Ou seja, grande parte da dificuldade financeira da Previdência Social hoje foi causada por conta da má administração do fundo pelo Poder Público, naquela época. Essa dívida interna não é assumida pelo governo e chegou em 7,9 bilhões isso em 1985.


Hoje o governo quer jogar a culpa no trabalhador e fingir que nada aconteceu. O governo anterior e o atual simplesmente vão fazer uma Reforma da Previdência majorando a idade para se aposentar, retirando alguns benefícios e modificando outros, causando maiores dificuldades para aqueles que hoje e amanhã irão precisar da Previdência.

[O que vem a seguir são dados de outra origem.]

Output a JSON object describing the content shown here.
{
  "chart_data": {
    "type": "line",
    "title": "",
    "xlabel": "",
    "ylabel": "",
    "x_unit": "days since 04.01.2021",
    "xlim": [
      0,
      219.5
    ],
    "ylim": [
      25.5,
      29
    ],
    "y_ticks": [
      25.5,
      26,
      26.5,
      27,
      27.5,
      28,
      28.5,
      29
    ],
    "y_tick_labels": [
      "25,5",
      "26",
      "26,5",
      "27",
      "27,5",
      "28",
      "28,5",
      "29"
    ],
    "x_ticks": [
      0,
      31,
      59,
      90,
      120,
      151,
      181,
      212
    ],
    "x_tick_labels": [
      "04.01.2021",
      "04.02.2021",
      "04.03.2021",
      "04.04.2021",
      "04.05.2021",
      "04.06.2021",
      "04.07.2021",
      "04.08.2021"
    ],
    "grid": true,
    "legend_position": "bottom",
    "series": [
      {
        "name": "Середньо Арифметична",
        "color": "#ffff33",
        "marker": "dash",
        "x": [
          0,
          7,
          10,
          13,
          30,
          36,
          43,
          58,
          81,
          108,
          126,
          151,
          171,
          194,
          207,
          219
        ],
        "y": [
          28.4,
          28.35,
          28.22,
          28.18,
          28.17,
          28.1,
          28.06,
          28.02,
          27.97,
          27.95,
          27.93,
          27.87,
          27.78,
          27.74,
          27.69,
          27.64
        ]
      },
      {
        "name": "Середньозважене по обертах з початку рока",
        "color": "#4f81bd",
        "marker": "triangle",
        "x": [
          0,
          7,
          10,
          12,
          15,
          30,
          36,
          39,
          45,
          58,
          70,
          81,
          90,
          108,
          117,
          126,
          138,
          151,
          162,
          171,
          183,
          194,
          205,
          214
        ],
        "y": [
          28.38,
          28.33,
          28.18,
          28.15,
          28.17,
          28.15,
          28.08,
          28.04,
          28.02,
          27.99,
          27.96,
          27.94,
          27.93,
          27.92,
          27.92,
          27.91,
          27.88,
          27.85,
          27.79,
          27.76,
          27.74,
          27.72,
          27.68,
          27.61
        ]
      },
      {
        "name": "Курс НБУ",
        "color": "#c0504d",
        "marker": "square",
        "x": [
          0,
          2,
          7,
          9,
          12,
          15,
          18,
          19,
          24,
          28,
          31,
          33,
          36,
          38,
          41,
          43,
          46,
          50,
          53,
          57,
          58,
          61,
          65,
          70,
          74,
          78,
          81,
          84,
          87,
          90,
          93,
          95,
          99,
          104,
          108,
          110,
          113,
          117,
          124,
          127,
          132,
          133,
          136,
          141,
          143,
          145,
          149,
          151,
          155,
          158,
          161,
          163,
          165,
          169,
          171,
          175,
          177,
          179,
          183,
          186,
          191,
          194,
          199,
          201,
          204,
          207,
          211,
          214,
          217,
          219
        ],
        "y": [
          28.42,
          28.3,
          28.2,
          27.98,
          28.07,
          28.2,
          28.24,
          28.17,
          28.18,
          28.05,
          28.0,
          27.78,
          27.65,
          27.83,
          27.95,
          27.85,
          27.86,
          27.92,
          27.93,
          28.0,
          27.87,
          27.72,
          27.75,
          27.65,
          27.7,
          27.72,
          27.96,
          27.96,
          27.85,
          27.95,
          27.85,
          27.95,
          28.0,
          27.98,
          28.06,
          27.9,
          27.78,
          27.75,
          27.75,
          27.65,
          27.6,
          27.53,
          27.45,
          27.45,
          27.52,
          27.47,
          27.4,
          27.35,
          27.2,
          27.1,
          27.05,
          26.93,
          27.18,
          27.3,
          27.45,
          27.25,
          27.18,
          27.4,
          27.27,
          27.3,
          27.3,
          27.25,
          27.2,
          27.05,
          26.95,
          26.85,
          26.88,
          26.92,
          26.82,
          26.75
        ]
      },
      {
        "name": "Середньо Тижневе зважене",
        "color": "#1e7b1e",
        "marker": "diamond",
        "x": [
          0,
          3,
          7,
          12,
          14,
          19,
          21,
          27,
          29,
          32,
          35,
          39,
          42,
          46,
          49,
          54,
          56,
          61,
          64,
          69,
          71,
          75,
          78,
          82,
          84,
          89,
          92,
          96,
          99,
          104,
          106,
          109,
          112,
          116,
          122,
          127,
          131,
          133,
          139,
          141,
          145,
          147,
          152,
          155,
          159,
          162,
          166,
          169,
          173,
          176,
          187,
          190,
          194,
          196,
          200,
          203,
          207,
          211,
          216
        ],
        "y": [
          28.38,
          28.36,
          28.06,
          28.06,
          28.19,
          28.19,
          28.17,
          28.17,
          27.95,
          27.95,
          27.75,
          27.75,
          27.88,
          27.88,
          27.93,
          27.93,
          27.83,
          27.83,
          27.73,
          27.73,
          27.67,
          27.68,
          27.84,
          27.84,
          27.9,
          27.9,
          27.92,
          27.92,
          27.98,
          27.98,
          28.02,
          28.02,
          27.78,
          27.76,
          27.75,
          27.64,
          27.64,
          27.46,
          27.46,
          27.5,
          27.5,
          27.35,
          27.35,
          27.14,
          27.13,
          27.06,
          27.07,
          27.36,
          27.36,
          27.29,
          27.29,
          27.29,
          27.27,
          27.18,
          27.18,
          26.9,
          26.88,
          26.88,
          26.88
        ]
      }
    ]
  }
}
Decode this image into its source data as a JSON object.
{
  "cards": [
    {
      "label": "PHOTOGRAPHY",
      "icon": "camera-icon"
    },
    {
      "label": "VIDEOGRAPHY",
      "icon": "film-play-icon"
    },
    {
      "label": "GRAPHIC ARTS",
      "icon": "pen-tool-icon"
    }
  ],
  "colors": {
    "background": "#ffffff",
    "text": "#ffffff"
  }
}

Os jovens de hoje não parecem tão preocupados com essa situação, porém, eles precisam ter em mente que daqui a alguns anos o salário mínimo não vai estar maior do que temos hoje, e esses jovens que já estarão idosos ou incapacitados de laborar vão precisar se sustentar com menos de R$ 1.200,00 reais no bolso.


O Governo alega que existe um deficit previdenciário, mas isso é mais uma mentira para tentar justificar essa Reforma absurda. A verdade é que, além de tudo que o governo já fez no passado, hoje ele passa por um problema chamado superavit previdenciário (que é quando você arrecada mais daquilo que foi gasto).


A Constituição Federal prevê que o dinheiro arrecadado para a Seguridade Social (que dentro dela está incluído saúde, assistência social e a Previdência Social) , não poderia ser gasto com outras coisas.


O que acontece é que esse superavit que chega ao governo é desviado para o orçamento fiscal, ou seja, o dinheiro que deveria ser usado na proteção social é aplicado em outros fins. Se você pensava que toda a história que eu te contei antes sobre o nosso passado tinha ficado no passado, agora você pode confirmar, que hoje o Governo continua desviando o dinheiro de Previdência e continua mentindo sobre isso. Essa afirmação atual não é uma tese da conspiração, ela foi muito bem fundamentada pela professora de Economia da UFRJ, Drª Denise Gentil, demonstrou claramente em sua tese de doutorado tudo isso que falei sobre o superavit e o deficit previdenciário dos dias de hoje.


Somente agora podemos fazer alguma coisa para mudar essa situação, aceitar esse tipo de mudança com uma culpa que não é nossa, é aceitar um futuro caótico, cheio de miséria, pobreza e cada vez mais problemas.


Salário Mínimo


O DIEESE (Departamento Intersindical de Estatística e Estudos Socioeconômicos) realizou uma pesquisa para saber qual seria o valor ideal de salário mínimo para uma família com quatro pessoas. O valor calculado pela pesquisa seria de R$ 3.754,16, valor suficiente para custear moradia, educação, alimentação, saúde, transporte, higiene, vestuário e lazer. Porém, o atual salário é praticamente três vezes mais baixo do que o valor da pesquisa.


Para entendermos o porque disso, precisamos verificar a história do salário mínimo. Sua criação buscava a distribuição de renda. Dessa forma, foi realizada uma pesquisa para saber a média de tudo que as pessoas consumiam durante um mês. Dessa forma, antes levando em conta a alta inflação, as pessoas ganhavam mais e assim logicamente consumiam mais.


E a grande ideia do governo em conter a inflação foi justamente modificar o salário mínimo, assim, ele pensou que diminuir a renda seria o melhor caminho. Dessa forma, o Estado passou a fazer reajustes no salário mínimo que fossem menores que a própria inflação. E com isso as pessoas passaram a perder o valor de compra e o salário mínimo deixou de ser uma distribuição de renda e se tornou uma maneira de regulamentar a inflação.


A explicação do governo é a seguinte, se as pessoas ganhassem um salário mínimo maior, levando em consideração apenas a questão monetária (pagar um valor mais alto para os brasileiros), o dinheiro renderia menos e a inflação subiria.

O que o governo esquece é que a Constituição Federal prevê em seu artigo 6º que para toda pessoa humana possa ter dignidade, é necessário que lhe sejam assegurados os seus direitos sociais, sendo eles: educação, saúde, trabalho, lazer, segurança, previdência social, proteção à maternidade e à infância e assistência aos desamparados. Tudo isso, não chega nem na metade do salário mínimo que hoje é pago ao brasileiro.


As questões econômicas e financeiras que o governo nos trás em uma tentativa frustrada de explicar o porque tão ínfimo o valor pago, não são justificativas suficientes na vida daqueles que com tão pouco precisam fazer milagres.